Sep 20, 2011


After months of highly anticipated public feuding, substance abuse, failed stage shows, manic behavior, and WINNING, “Two and a Half Men” finally returned to say goodbye to Charlie Sheen’s character, and welcome in his replacement.  I must admit that I have never been an avid fan of this show, but was curious to see if the premiere would live up to the hype. Judging by the high ratings (27.8 million viewers), so were a few other people.

The show begins with Charlie’s funeral, as Alan (Jon Cryer) is attempting to eulogize his late brother in a packed house, filled with bowling shirts, scorned ex’s with rants of STDs, and others with an axe to grind against the now deceased character.  If you’re wondering how his character died… he cheated on his “wife” three days into the marriage, and she threw him in front of a train. Harper’s mother used the occasion to announce that the house was up for sale, and guest star Martin Mull took shots at Charlie’s excessive drug use.  Much like The Office finale, possible replacements for Sheen were paraded through his house as potential buyers, including John Stamos, and TV’s Dharma and Greg.
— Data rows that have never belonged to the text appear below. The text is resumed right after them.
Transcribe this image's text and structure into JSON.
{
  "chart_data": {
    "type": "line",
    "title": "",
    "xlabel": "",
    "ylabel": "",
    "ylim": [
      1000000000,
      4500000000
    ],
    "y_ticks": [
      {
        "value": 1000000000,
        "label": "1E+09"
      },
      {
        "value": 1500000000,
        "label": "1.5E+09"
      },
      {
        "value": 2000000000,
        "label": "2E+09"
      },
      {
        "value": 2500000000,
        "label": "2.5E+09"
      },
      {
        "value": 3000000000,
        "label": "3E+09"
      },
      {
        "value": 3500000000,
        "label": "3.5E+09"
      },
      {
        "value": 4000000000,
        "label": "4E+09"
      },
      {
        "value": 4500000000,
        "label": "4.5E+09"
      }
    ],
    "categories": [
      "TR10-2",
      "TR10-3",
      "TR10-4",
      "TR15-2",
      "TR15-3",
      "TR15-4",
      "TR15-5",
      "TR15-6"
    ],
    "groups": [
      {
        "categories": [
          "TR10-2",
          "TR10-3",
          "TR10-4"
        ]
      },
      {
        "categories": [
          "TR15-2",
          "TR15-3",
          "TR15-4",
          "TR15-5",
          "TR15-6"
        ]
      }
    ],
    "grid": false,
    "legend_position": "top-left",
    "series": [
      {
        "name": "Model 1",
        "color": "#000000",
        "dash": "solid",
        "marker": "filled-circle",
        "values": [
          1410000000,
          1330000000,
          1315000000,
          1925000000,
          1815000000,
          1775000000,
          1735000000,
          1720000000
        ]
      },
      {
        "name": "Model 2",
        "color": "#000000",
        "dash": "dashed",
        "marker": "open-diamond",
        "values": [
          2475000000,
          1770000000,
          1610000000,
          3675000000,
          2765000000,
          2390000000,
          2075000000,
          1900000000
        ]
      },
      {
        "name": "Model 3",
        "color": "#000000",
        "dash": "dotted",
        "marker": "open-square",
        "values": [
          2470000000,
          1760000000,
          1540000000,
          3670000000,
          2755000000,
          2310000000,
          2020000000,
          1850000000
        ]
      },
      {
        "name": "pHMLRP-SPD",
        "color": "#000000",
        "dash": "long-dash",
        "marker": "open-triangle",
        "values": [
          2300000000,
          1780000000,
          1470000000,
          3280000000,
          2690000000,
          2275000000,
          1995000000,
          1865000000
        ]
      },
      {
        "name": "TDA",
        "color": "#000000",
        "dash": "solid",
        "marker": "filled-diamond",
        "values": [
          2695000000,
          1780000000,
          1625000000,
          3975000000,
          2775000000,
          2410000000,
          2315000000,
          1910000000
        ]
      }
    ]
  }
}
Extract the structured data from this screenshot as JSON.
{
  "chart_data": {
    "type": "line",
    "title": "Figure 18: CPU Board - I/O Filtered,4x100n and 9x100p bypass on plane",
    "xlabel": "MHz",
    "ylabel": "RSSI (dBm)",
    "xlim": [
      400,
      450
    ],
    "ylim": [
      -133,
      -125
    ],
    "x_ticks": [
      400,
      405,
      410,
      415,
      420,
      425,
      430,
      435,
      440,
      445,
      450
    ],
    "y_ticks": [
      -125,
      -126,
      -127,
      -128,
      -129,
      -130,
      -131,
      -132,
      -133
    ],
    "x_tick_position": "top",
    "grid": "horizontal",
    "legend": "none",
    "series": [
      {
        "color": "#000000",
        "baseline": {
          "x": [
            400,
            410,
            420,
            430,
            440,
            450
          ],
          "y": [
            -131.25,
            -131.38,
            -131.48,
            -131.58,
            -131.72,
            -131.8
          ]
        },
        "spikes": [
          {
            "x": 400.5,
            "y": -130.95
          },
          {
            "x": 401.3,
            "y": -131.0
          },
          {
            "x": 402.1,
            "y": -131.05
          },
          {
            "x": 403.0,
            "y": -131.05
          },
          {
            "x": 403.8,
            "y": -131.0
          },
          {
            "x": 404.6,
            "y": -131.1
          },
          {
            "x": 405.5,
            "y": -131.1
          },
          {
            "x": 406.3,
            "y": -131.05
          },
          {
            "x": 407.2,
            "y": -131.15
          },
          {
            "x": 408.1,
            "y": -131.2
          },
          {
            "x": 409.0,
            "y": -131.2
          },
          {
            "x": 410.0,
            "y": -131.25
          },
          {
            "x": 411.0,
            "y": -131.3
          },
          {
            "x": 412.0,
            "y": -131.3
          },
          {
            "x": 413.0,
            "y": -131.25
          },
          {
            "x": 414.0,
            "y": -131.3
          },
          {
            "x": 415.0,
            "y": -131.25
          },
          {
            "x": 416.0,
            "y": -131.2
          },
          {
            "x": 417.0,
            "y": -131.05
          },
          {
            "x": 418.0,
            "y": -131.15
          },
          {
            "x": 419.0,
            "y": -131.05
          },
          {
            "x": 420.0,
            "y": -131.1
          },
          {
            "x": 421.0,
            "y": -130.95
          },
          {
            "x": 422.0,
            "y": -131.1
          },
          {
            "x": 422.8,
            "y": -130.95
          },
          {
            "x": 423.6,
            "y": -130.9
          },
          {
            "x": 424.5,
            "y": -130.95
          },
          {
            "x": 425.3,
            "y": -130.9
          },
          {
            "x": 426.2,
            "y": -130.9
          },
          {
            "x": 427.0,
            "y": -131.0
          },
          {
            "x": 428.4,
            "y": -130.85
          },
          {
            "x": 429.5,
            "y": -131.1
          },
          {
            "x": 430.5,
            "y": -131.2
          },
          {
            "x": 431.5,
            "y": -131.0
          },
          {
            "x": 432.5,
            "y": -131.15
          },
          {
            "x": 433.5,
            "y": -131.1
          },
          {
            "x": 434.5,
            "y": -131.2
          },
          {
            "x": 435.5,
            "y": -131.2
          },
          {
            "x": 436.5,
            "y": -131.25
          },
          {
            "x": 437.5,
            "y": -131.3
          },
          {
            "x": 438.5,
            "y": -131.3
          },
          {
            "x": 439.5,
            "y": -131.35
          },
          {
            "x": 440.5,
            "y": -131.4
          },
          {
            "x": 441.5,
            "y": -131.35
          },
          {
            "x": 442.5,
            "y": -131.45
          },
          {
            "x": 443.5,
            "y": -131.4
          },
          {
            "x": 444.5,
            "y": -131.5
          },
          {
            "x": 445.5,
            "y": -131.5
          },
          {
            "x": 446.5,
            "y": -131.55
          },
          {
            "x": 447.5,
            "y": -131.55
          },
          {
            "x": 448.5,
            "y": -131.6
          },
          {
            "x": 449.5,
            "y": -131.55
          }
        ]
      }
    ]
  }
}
After a kind of touching and metaphorical farewell between Cryer’s character and Charlie’s ashes, Ashton Kutcher appeared at the back door as the love scorned and suicidal billionaire Walden Schmidt, startling Alan and causing him to spill the remains of his brother.  When the metaphorical and literal dust settles, Alan and Walden go for a drink, where the billionaire is coached to get back on the horse.  Almost immediately Kutcher’s character is having a threesome with two women in Charlie’s house, Cryer’s character is left on the outside wishing it was him, and the dynamic of the show is returned to its cliche and redundant roots.

Men has never been one of the more creatively interesting or intelligent shows on TV, and that certainly isn’t going to change with the arrival of Kutcher.  For a brief moment in the bar, it appeared that there might be a slight role reversal in the new cast, with Alan schooling Walden on getting back on the horse, but it was short lived once they went back to the house.  The entire episode was used as a mechanism to integrate the new actor, and make it clear to the audience that the tone isn’t really going to change.  It was also a half-hour attack on Sheen by show creator Chuck Lorre, who’s public feud with the star has clearly not come to an end.  Kutcher spent an unnecessary amount of time running around naked, in what seemed like a way to get female viewers to forget the other guy ever existed.  No matter how you look at it, Men is nearing the end of its run.  The show is in its ninth season and the 1/2 man (Angus T. Jones who barely appears) is 17 years old.  Kutcher’s arrival might infuse some temporary new life, but I wouldn’t expect it to change the character dynamic very much.  The show is what it always was-sophomoric, immature, mainstream, nothing more and nothing less.  The season premiere concludes with part two next Monday on CBS.